Does this change the answer?

No. The initial values specified, if any, have nothing to do with whether the two objects declared have the same storage (as far as C semantics are concerned or can discern).

I tried to print out the memory addresses of both variables in C++ and found that they are different

  int a = 123;
  cout << &a << endl; // 0x7fff46512da0
  int b = 123; 
  cout << &b << endl; // 0x7fff46512da4

Does this mean in that specific environment the program stores duplicate int 123 at two different memory blocks?

Yes.

Does the answer change if the values are strings?

No, but see below. Whether by "strings" you mean std::strings or arrays of char or pointers to char, separately declared objects are separate objects, with separate storage.

However, different appearances of C string literals with the same content do not necessarilly have separate storage. These are not declared objects, so this does not conflict with the "No"s above, but it does mean that in a case such as this ...

const char *a = "foo";
const char *b = "foo";

... it might be true that a == b. Even then, however, you can still rely on &a == &b to evaluate to false, because the storage for the pointers identified by a and b is different, even if they point to the same object . If you don't understand why I'm calling out this case then that's fine -- all the better, in fact.

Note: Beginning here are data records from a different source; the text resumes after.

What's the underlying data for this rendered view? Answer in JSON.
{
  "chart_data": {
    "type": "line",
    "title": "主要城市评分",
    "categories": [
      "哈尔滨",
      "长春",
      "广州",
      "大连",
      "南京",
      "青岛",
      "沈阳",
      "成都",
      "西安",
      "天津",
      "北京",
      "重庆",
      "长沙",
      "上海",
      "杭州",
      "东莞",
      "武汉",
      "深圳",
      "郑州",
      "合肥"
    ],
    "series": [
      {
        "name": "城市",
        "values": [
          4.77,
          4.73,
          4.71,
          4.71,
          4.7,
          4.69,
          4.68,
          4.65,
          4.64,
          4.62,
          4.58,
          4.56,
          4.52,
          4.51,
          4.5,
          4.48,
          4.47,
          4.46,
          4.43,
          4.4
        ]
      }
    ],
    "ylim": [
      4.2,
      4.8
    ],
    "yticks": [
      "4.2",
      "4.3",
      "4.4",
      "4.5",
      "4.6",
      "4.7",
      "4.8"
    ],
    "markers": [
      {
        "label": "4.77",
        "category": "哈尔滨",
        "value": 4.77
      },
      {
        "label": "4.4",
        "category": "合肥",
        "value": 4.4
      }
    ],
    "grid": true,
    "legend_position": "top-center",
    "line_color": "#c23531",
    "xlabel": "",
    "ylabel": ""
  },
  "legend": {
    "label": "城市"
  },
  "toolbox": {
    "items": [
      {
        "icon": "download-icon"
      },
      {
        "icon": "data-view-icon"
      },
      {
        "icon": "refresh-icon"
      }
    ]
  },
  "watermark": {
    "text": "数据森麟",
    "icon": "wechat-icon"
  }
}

The reason I am asking this question is that I found out in Python the memory addresses are always the same for primitive values if they are equal. I heard it is because of the constant pool. I wonder if this still applies to c/c++?

Python is very different from C++, and even more different from C. Python's built-in types (its language specification does not use the term "primitive types") are all object types, analogous to C++ classes. Values of Python built-in types are analogous to C++ class instances. For most numeric types among them, these require several times more storage than would be needed to represent the numeric value alone, so for efficiency, Python has a constant pool so that some of those objects can be shared rather than duplicated. That works out because the types involved are immutable, so for the most part, only the values they represent are important, not the identities of the objects containing them.

That is not the case for C's built-in types, whether in C or in C++. These are not represented by wrapper objects, just by the bits that make up the values themselves. Moreover, it's not even an apples-to-apples comparison. All Python variables behave similarly to C++ references (and even more like Java references), and there are no pointers. Thus, in Python you cannot even talk about the storage for a variable itself, only about the storage for the object to which it refers.

Different Python variables do have their own, separate storage in exactly the same sense that C and C++ variables do, but you cannot look at it or touch it except to determine the object to which the variable refers or to make it refer to a different object. But you know that they have distinct storage because if they didn't then assigning a new value to one would change the value of the other as well.